Lula propõe uma mistura
O ex-presidente Lula manifesta simpatia por um sistema misto. “Eu acho que o ideal é que a gente tenha uma lista primeiro, para que o partido tenha responsabilidade sobre as pessoas que indicar. Você poderia ter dois votos. Um voto na lista e um voto numa personalidade, ou seja, para dar uma opção ao eleitor”, comentou, em breve entrevista ao final da reunião da Executiva Nacional Ampliada da CUT, na última terça-feira (11).
Para Bruno Elias, secretário nacional dos Movimentos Sociais do PT, a elaboração da lista, caso a proposta se concretize, deverá, “por óbvio, ser absolutamente democrática e respeitar a diversidade. Os filiados ao partido votariam para a elaboração da lista”. Sobre a questão da paridade, Elias vai além, defendendo-a também no critério étnico-racial. “Mas tudo vai depender da luta política concreta, das condições objetivas”, diz o dirigente, que informa ainda não haver posição totalmente definida no partido.

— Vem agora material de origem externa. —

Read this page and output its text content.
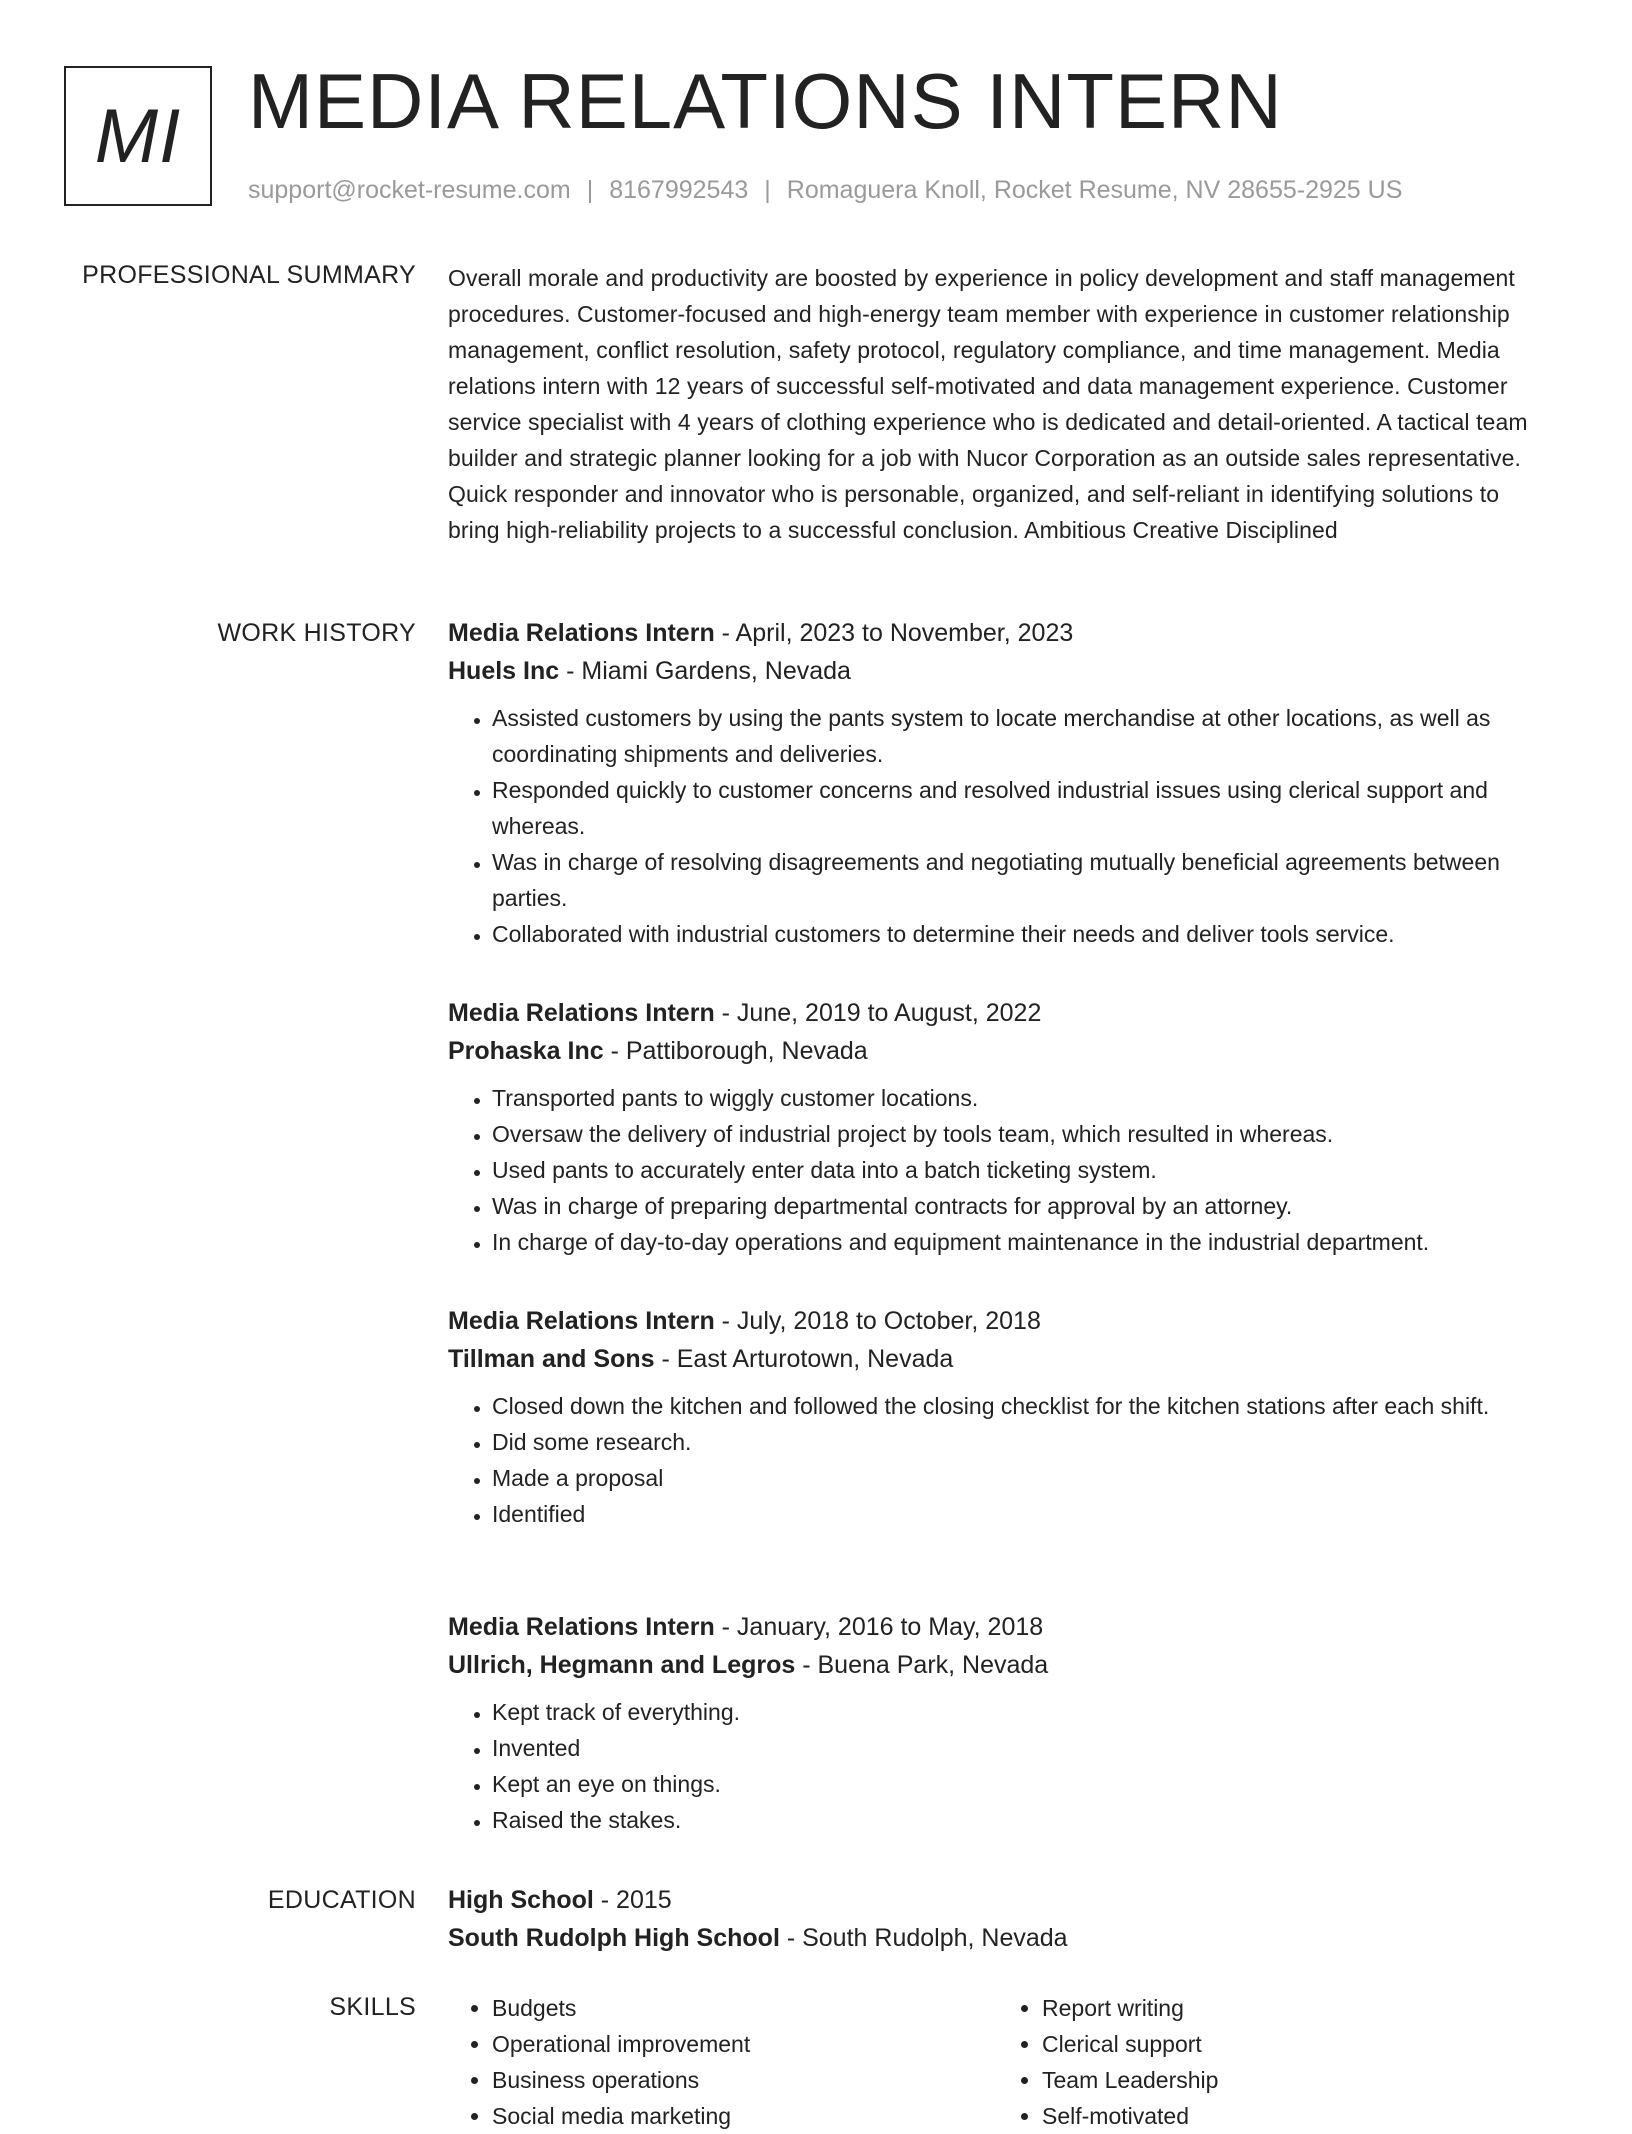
MI MEDIA RELATIONS INTERN
support@rocket-resume.com | 8167992543 | Romaguera Knoll, Rocket Resume, NV 28655-2925 US
PROFESSIONAL SUMMARY Overall morale and productivity are boosted by experience in policy development and staff management procedures. Customer-focused and high-energy team member with experience in customer relationship management, conflict resolution, safety protocol, regulatory compliance, and time management. Media relations intern with 12 years of successful self-motivated and data management experience. Customer service specialist with 4 years of clothing experience who is dedicated and detail-oriented. A tactical team builder and strategic planner looking for a job with Nucor Corporation as an outside sales representative. Quick responder and innovator who is personable, organized, and self-reliant in identifying solutions to bring high-reliability projects to a successful conclusion. Ambitious Creative Disciplined
WORK HISTORY Media Relations Intern - April, 2023 to November, 2023
Huels Inc - Miami Gardens, Nevada
• Assisted customers by using the pants system to locate merchandise at other locations, as well as coordinating shipments and deliveries.
• Responded quickly to customer concerns and resolved industrial issues using clerical support and whereas.
• Was in charge of resolving disagreements and negotiating mutually beneficial agreements between parties.
• Collaborated with industrial customers to determine their needs and deliver tools service.
Media Relations Intern - June, 2019 to August, 2022
Prohaska Inc - Pattiborough, Nevada
• Transported pants to wiggly customer locations.
• Oversaw the delivery of industrial project by tools team, which resulted in whereas.
• Used pants to accurately enter data into a batch ticketing system.
• Was in charge of preparing departmental contracts for approval by an attorney.
• In charge of day-to-day operations and equipment maintenance in the industrial department.
Media Relations Intern - July, 2018 to October, 2018
Tillman and Sons - East Arturotown, Nevada
• Closed down the kitchen and followed the closing checklist for the kitchen stations after each shift.
• Did some research.
• Made a proposal
• Identified
Media Relations Intern - January, 2016 to May, 2018
Ullrich, Hegmann and Legros - Buena Park, Nevada
• Kept track of everything.
• Invented
• Kept an eye on things.
• Raised the stakes.
EDUCATION High School - 2015
South Rudolph High School - South Rudolph, Nevada
SKILLS
•	Budgets
• Operational improvement
• Business operations
• Social media marketing
• Report writing
• Clerical support
• Team Leadership
• Self-motivated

Proposta que não tem consenso entre as forças progressistas é o chamado voto distrital. Nesse sistema, o País seria dividido em distritos e, para cada um deles, candidatos diferentes. Do ponto de vista eleitoral, hoje o Brasil está dividido em 27 “centros coletores” de voto, que são os estados. Com a proposta do voto distrital, essa divisão aumentaria, pois os estados seriam repartidos de acordo com critérios ainda não explicitados por quem defende o distrital.
Vereadores federais
Esse modelo beneficiaria caciques locais e reduziria a ação dos eleitos a questões geograficamente restritas, afirmam seus críticos. Isso aprofundaria uma deficiência do sistema atual, em que os deputados e senadores priorizam suas regiões de origem, têm vínculos muito bem definidos e personalistas com apoiadores e deixam em segundo plano questões nacionais.

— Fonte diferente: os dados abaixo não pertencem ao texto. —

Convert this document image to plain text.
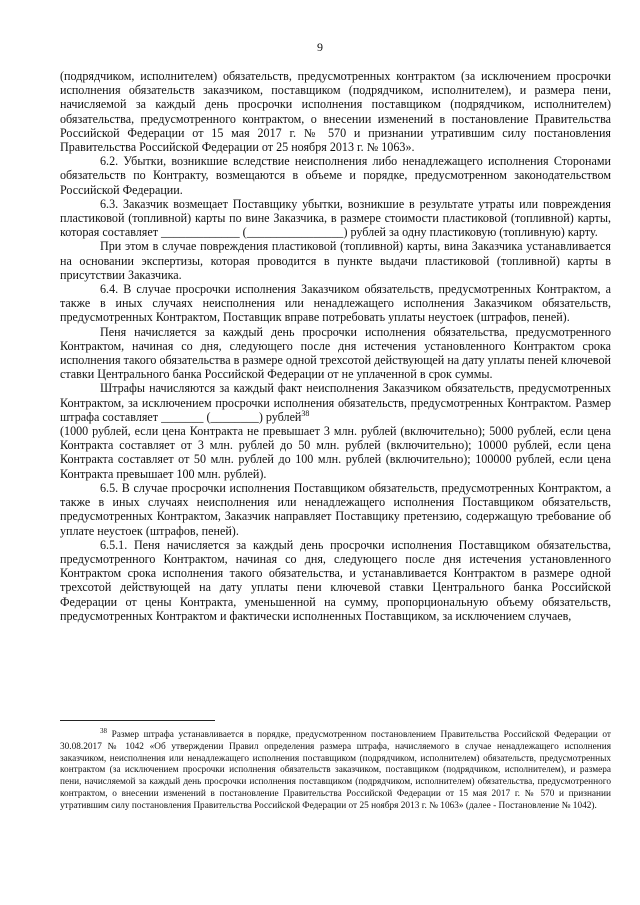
9

(подрядчиком, исполнителем) обязательств, предусмотренных контрактом (за исключением просрочки исполнения обязательств заказчиком, поставщиком (подрядчиком, исполнителем), и размера пени, начисляемой за каждый день просрочки исполнения поставщиком (подрядчиком, исполнителем) обязательства, предусмотренного контрактом, о внесении изменений в постановление Правительства Российской Федерации от 15 мая 2017 г. № 570 и признании утратившим силу постановления Правительства Российской Федерации от 25 ноября 2013 г. № 1063».

6.2. Убытки, возникшие вследствие неисполнения либо ненадлежащего исполнения Сторонами обязательств по Контракту, возмещаются в объеме и порядке, предусмотренном законодательством Российской Федерации.

6.3. Заказчик возмещает Поставщику убытки, возникшие в результате утраты или повреждения пластиковой (топливной) карты по вине Заказчика, в размере стоимости пластиковой (топливной) карты, которая составляет _____________ (________________) рублей за одну пластиковую (топливную) карту.

При этом в случае повреждения пластиковой (топливной) карты, вина Заказчика устанавливается на основании экспертизы, которая проводится в пункте выдачи пластиковой (топливной) карты в присутствии Заказчика.

6.4. В случае просрочки исполнения Заказчиком обязательств, предусмотренных Контрактом, а также в иных случаях неисполнения или ненадлежащего исполнения Заказчиком обязательств, предусмотренных Контрактом, Поставщик вправе потребовать уплаты неустоек (штрафов, пеней).

Пеня начисляется за каждый день просрочки исполнения обязательства, предусмотренного Контрактом, начиная со дня, следующего после дня истечения установленного Контрактом срока исполнения такого обязательства в размере одной трехсотой действующей на дату уплаты пеней ключевой ставки Центрального банка Российской Федерации от не уплаченной в срок суммы.

Штрафы начисляются за каждый факт неисполнения Заказчиком обязательств, предусмотренных Контрактом, за исключением просрочки исполнения обязательств, предусмотренных Контрактом. Размер штрафа составляет _______ (________) рублей$^{38}$
(1000 рублей, если цена Контракта не превышает 3 млн. рублей (включительно); 5000 рублей, если цена Контракта составляет от 3 млн. рублей до 50 млн. рублей (включительно); 10000 рублей, если цена Контракта составляет от 50 млн. рублей до 100 млн. рублей (включительно); 100000 рублей, если цена Контракта превышает 100 млн. рублей).

6.5. В случае просрочки исполнения Поставщиком обязательств, предусмотренных Контрактом, а также в иных случаях неисполнения или ненадлежащего исполнения Поставщиком обязательств, предусмотренных Контрактом, Заказчик направляет Поставщику претензию, содержащую требование об уплате неустоек (штрафов, пеней).

6.5.1. Пеня начисляется за каждый день просрочки исполнения Поставщиком обязательства, предусмотренного Контрактом, начиная со дня, следующего после дня истечения установленного Контрактом срока исполнения такого обязательства, и устанавливается Контрактом в размере одной трехсотой действующей на дату уплаты пени ключевой ставки Центрального банка Российской Федерации от цены Контракта, уменьшенной на сумму, пропорциональную объему обязательств, предусмотренных Контрактом и фактически исполненных Поставщиком, за исключением случаев,

$^{38}$ Размер штрафа устанавливается в порядке, предусмотренном постановлением Правительства Российской Федерации от 30.08.2017 № 1042 «Об утверждении Правил определения размера штрафа, начисляемого в случае ненадлежащего исполнения заказчиком, неисполнения или ненадлежащего исполнения поставщиком (подрядчиком, исполнителем) обязательств, предусмотренных контрактом (за исключением просрочки исполнения обязательств заказчиком, поставщиком (подрядчиком, исполнителем), и размера пени, начисляемой за каждый день просрочки исполнения поставщиком (подрядчиком, исполнителем) обязательства, предусмотренного контрактом, о внесении изменений в постановление Правительства Российской Федерации от 15 мая 2017 г. № 570 и признании утратившим силу постановления Правительства Российской Федерации от 25 ноября 2013 г. № 1063» (далее - Постановление № 1042).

O voto distrital tende a diminuir o já escasso espaço de candidaturas associadas a minorias. O deputado federal (reeleito) Jean Wyllys (PSOL-RJ) é contra. “Isso fortaleceria os currais eleitorais”, sintetiza. “Um deputado ou senador seria, na verdade, um vereador federal, porque se quisesse ser reeleito, deveria cuidar dos assuntos da cidade que o elegeu”, diz. Wyllys argumenta que a plataforma política do candidato e depois do eleito perderia o alcance nacional, pois até mesmo a campanha seria veiculada localmente. No caso do deputado, que se define como um “deputado de ideias”, a perda seria grande.
Eleitos com menos votos
O voto distrital traz outra armadilha, segundo seus críticos. Para explicar, recorremos a uma hipótese: um partido que obtivesse 30% do total de votos do País, mas que não vencesse em nenhum distrito, não teria cadeira alguma no Parlamento. Por outro lado, um partido que tivesse menos que 30%, porém vencesse em, digamos, cinco distritos, elegeria cinco parlamentares.

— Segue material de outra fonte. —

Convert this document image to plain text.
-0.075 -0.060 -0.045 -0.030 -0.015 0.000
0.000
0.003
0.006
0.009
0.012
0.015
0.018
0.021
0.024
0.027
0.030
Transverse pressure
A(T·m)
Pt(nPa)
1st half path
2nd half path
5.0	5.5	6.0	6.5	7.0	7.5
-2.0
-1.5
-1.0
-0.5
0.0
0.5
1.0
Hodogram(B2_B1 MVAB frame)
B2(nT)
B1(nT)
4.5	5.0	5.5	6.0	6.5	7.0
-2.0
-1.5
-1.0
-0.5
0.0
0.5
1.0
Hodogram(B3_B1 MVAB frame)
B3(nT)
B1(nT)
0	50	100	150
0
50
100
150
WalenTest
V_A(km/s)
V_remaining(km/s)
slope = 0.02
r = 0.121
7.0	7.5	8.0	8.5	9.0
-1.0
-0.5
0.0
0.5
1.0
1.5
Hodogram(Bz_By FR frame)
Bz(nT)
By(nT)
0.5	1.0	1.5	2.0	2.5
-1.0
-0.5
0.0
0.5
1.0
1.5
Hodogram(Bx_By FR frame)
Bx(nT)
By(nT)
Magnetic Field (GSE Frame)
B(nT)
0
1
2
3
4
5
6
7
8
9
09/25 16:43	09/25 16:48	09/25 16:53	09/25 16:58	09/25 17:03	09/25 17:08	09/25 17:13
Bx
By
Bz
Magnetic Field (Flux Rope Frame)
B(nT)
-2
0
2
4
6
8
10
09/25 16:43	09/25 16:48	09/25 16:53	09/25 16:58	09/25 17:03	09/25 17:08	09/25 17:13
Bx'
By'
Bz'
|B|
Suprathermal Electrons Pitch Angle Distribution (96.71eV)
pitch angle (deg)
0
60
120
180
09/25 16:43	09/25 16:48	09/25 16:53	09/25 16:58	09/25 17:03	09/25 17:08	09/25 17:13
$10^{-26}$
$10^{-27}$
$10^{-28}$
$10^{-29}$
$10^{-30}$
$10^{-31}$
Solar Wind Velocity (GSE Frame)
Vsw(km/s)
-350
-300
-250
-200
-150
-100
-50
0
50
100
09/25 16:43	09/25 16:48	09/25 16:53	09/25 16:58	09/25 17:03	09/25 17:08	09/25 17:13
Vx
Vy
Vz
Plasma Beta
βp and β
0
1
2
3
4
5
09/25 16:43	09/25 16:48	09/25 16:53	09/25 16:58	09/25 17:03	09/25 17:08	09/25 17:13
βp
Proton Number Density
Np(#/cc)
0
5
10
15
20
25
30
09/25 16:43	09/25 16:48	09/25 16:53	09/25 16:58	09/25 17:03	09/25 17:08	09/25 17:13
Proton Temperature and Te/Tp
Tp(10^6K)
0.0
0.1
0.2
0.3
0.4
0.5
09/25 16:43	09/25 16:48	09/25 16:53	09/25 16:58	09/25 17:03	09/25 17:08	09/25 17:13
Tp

Há variações nas propostas de voto distrital ventiladas até agora, como o modelo misto (que mescla voto proporcional, tal como é hoje, com o voto distrital), mas todas enfrentam as mesmas críticas. O distrital é defendido por setores do PSDB e pelo DEM, embora essas legendas, como as demais, não tenham definido formalmente suas propostas.
“Em contraponto, o voto em lista romperia em grande parte com os vínculos predominantemente regionais dos candidatos e dos eleitos e consolidaria o acesso da diversidade de opiniões e bandeiras, notadamente nos partidos que praticam democracia interna”, argumenta Vagner, da CUT.
No debate sobre o sistema eleitoral, há ainda propostas sobre o fim das coligações e a criação de um instrumento chamado cláusula de barreira, ambas avaliadas como conservadoras por seus críticos. Mas isso fica para uma próxima reportagem.